Another interesting addition is a dedicated Messages app for Windows 11. Rather than living inside Phone Link, SMS conversations would get their own standalone application that can be pinned to and launched from the Start menu, making texting from a PC feel much more like using a native Windows experience.
According to the report, all of these features are currently being explored and prototyped internally, meaning there’s no guarantee they’ll all ship as described. Microsoft is expected to gather feedback from Windows Insiders before committing to shipping anything concrete into future Windows 11 updates.
Windows is finally embracing the smartphone era
If all of this sounds familiar, that’s because Microsoft has been moving in this direction for a while. Windows 11 already lets users browse their phone’s storage directly from File Explorer and even use supported smartphones as wireless webcams. The reported changes build on that foundation by making smartphone features feel less like an add-on and more like they’re baked directly into the Windows UX shell.

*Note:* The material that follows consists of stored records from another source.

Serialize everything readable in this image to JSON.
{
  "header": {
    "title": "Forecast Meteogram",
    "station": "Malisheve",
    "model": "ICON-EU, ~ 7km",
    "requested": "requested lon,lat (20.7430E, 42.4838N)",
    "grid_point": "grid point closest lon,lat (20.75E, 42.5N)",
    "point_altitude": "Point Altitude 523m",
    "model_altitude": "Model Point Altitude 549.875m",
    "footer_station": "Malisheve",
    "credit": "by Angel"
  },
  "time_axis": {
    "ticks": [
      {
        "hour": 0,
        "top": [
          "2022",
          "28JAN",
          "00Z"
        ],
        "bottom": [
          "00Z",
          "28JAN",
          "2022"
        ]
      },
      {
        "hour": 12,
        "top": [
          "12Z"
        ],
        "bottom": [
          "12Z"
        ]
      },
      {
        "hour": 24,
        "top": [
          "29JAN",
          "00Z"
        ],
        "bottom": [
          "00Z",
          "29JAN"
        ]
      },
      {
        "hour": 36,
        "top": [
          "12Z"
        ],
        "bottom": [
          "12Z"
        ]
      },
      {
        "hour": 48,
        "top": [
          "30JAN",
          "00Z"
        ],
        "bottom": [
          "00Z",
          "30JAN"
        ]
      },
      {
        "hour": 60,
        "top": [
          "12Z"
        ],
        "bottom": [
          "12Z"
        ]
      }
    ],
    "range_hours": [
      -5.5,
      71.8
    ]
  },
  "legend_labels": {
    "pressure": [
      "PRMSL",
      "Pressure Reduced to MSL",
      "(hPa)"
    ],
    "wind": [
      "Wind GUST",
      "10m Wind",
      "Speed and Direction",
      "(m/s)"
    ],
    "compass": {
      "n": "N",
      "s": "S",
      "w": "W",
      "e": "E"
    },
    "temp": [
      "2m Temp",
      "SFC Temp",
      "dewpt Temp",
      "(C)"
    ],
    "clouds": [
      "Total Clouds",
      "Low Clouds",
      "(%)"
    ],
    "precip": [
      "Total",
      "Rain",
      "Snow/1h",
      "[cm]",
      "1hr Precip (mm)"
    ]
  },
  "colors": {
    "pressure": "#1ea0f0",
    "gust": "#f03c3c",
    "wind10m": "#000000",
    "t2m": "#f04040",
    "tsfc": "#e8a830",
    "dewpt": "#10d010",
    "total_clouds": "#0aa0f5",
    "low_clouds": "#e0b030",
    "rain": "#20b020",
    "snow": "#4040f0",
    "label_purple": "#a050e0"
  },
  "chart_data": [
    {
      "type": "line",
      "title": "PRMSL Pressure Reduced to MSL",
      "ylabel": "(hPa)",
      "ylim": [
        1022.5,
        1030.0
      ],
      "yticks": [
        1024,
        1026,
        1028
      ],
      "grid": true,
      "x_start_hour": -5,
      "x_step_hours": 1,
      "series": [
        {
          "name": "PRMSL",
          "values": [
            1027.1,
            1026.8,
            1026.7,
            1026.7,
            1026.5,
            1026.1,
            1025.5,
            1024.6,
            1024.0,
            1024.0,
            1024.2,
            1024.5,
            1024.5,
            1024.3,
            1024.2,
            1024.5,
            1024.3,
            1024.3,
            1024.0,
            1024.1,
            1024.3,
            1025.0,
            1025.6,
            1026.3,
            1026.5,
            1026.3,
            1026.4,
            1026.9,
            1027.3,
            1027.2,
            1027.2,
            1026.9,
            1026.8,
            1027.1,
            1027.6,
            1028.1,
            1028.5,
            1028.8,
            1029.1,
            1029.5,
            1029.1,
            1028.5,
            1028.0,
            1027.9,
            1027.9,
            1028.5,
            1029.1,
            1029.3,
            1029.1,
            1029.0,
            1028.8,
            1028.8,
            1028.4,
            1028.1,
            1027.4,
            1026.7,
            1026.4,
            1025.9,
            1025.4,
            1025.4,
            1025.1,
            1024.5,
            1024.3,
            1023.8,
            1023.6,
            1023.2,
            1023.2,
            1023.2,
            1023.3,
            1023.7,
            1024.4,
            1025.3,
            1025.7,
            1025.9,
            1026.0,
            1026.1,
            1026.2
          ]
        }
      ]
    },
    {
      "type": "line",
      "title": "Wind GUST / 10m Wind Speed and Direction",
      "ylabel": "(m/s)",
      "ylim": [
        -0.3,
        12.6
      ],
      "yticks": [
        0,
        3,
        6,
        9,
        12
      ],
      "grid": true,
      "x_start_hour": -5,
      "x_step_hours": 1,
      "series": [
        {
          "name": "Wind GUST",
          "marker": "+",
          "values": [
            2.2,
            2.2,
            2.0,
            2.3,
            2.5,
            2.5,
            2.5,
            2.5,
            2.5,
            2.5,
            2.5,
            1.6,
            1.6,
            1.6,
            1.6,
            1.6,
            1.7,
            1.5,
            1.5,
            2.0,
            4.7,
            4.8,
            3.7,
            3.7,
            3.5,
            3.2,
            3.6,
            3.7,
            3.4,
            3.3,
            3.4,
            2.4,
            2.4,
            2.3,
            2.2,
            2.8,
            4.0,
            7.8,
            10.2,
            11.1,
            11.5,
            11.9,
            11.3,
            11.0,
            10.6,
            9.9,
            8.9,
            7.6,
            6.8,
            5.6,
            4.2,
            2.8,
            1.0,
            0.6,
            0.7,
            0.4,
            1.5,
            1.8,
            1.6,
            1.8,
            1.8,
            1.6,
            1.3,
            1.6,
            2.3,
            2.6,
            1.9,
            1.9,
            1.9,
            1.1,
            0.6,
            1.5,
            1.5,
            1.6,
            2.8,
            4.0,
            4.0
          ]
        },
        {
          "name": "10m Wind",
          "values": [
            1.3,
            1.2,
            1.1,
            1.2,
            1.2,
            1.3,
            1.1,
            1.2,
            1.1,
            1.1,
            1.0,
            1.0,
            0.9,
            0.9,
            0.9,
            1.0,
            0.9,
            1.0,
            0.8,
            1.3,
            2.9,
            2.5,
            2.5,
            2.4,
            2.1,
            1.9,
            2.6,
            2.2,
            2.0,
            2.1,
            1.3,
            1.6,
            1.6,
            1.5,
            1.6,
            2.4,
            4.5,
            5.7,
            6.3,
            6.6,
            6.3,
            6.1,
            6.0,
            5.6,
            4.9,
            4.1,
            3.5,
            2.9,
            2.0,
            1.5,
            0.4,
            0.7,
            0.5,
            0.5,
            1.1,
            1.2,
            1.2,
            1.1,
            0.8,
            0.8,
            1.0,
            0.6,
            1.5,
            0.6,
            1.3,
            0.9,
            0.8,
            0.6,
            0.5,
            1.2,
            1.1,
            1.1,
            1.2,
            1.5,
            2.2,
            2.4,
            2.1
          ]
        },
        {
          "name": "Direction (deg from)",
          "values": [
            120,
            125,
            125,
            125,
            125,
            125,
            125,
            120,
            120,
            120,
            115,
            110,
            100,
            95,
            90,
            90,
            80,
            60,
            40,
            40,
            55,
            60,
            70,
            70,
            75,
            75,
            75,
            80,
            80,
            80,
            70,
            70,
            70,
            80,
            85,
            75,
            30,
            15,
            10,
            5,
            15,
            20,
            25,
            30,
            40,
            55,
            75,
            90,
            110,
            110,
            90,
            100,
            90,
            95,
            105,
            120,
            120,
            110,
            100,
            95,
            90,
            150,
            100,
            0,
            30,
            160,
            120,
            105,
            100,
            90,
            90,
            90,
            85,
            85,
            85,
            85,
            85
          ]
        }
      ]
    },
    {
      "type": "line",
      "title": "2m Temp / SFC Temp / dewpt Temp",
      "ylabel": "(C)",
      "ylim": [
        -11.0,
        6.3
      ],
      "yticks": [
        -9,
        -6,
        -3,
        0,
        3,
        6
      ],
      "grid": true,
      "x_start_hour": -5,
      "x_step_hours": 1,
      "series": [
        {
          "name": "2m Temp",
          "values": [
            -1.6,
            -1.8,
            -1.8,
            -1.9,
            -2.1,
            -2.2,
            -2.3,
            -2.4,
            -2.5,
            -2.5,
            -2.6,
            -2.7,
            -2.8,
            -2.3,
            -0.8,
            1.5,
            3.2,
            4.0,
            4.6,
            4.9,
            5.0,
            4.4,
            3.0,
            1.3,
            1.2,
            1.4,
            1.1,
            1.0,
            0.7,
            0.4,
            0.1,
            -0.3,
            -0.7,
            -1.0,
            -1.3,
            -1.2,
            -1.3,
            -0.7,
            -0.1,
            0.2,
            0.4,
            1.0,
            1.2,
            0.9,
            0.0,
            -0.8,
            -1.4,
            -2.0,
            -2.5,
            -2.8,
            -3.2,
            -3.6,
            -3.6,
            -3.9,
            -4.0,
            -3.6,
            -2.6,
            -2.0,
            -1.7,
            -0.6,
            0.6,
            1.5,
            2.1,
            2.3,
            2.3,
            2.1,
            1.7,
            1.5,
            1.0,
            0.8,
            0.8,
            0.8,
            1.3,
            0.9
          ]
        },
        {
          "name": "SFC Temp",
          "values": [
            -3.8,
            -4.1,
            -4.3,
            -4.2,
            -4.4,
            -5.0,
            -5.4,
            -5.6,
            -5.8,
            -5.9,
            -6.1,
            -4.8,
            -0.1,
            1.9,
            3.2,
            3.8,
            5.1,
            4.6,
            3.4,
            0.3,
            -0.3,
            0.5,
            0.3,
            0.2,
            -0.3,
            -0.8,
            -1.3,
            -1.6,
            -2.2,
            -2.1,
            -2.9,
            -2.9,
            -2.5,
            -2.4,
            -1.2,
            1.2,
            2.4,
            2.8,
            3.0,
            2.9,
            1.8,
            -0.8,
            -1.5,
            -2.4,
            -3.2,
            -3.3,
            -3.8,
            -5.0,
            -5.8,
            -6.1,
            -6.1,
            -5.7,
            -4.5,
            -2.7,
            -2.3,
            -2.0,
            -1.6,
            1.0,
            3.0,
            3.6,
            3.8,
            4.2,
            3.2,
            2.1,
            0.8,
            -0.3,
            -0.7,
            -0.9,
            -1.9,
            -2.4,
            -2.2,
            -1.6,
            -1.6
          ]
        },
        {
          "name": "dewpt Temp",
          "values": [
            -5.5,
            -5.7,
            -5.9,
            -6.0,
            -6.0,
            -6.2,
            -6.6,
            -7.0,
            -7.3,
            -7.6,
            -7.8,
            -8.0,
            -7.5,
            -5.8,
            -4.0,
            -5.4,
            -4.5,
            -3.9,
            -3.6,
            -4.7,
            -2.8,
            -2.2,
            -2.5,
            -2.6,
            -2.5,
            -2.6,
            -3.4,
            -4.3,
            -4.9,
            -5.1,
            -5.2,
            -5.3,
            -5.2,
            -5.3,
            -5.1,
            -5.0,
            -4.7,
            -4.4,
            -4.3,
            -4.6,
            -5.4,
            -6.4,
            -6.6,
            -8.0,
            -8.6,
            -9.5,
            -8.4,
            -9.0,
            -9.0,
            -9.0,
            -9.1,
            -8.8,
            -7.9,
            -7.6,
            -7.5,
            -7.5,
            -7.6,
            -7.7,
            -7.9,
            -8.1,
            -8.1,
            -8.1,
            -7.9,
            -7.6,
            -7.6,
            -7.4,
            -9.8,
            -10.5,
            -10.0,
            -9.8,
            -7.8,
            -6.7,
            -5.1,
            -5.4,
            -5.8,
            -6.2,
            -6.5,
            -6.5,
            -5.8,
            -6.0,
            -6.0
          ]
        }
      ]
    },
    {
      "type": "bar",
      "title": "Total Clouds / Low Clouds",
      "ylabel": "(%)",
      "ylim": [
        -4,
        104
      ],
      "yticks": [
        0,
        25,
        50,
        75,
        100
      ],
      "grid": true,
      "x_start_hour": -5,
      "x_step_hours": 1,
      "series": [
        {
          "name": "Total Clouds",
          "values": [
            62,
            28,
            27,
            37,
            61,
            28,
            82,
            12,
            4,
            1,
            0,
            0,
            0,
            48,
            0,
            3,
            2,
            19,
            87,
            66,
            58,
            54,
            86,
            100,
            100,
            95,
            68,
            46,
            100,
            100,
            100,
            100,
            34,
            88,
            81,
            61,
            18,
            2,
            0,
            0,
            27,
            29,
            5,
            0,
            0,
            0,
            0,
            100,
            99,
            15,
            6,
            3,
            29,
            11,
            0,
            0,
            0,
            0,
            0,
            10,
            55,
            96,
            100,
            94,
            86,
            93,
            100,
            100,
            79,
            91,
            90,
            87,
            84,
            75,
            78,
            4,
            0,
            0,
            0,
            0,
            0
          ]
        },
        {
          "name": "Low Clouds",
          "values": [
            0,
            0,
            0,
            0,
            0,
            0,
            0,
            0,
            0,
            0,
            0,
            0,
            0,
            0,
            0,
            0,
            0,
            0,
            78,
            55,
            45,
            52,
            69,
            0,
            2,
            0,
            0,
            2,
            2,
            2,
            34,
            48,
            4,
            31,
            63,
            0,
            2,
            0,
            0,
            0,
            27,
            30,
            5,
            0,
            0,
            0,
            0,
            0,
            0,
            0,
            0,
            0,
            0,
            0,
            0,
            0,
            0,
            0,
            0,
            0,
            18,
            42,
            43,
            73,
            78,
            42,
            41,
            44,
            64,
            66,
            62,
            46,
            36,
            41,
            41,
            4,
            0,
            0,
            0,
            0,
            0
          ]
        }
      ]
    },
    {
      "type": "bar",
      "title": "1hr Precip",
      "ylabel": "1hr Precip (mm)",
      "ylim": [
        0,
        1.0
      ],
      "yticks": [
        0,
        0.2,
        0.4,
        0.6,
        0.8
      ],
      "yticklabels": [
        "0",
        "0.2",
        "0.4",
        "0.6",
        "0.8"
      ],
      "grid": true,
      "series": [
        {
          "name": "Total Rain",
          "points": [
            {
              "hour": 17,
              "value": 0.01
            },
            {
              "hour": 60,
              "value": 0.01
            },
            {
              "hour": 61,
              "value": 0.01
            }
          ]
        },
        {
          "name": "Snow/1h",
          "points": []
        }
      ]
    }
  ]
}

The funny thing is, Microsoft spent years trying to convince people to buy Windows Phones. That obviously didn’t work out. Now, instead of fighting Android and the iPhone, it’s embracing them, and honestly, that might be the smarter strategy. If these features arrive as described, Windows 11 could finally make the jump between PC and phone feel almost invisible.
Moving Beyond the “Phone Link” App
For years, the Phone Link app was the only bridge between your PC and mobile device. While it works great for checking texts or making calls from your desktop, Microsoft is now moving those features out of the app sandbox and embedding them directly into the Windows shell:
- The Taskbar Smartphone Flyout: Microsoft has been prototyping a dedicated system tray icon for your phone. Clicking it opens a quick dashboard showing your phone’s battery life, signal strength, connection status, and quick toggles for modes like Do Not Disturb or Vibrate.
- The Start Menu Companion: The Windows 11 Start menu is gaining a phone companion panel that lets you scroll through your phone’s recent activities, unread messages, or new photos just by hovering over or clicking the Start menu—no need to launch a separate app.
- A Standalone Messages App: Instead of burying your texts inside the Phone Link utility, a native, pinnable Messages app is in the works to let you manage SMS and RCS threads cleanly from your desktop layout.
- Deeper File Explorer Integration: You can already view your phone’s entire wireless storage system directly in File Explorer as if it were a native drive, making photo and file management seamless.
- System-Wide Clipboard History: While cross-device copy-and-paste has existed for select devices, Microsoft is expanding this to sync your entire clipboard history, letting you access multiple items you copied on your phone earlier in the day.

The Android vs. iPhone Divide
While Microsoft wants everyone to be best friends, the level of friendship still heavily depends on what hardware you carry.
| Feature Capability | Android (Standard) | Android (Flagship Integration*) | Apple iOS |
| Notifications & Calls | Full Sync | Full Sync | Basic Sync via Bluetooth |
| SMS / Texting | Full Sync | Full Sync + RCS Support | Basic SMS (No group chats/media) |
| Photo Access | View/Edit recent 2,000 | View/Edit recent 2,000 | Limited by local session |
| App Mirroring | ✗ | Yes (Open phone apps in Windows) | ✗ |
| File Drag-and-Drop | ✗ | Yes (Wireless drag-and-drop) | ✗ |
| Phone Camera as Webcam | Yes | Yes | ✗ |
Flagship integration applies primarily to select Samsung Galaxy, OnePlus, Oppo, and Honor devices that have the “Link to Windows” service deeply integrated into the factory operating system firmware.
The Ultimate Goal: Frictionless Ecosystems
Microsoft is trying to eliminate “device friction.” They want you to sit down at a laptop and never have to reach into your pocket or pick up your phone to reply to a text, look at a photo you just took, or check a notification.
By turning your mobile phone into an extension of the Windows 11 interface, they are trying to match the ecosystem synergy Apple handles natively between iPhones and Macs.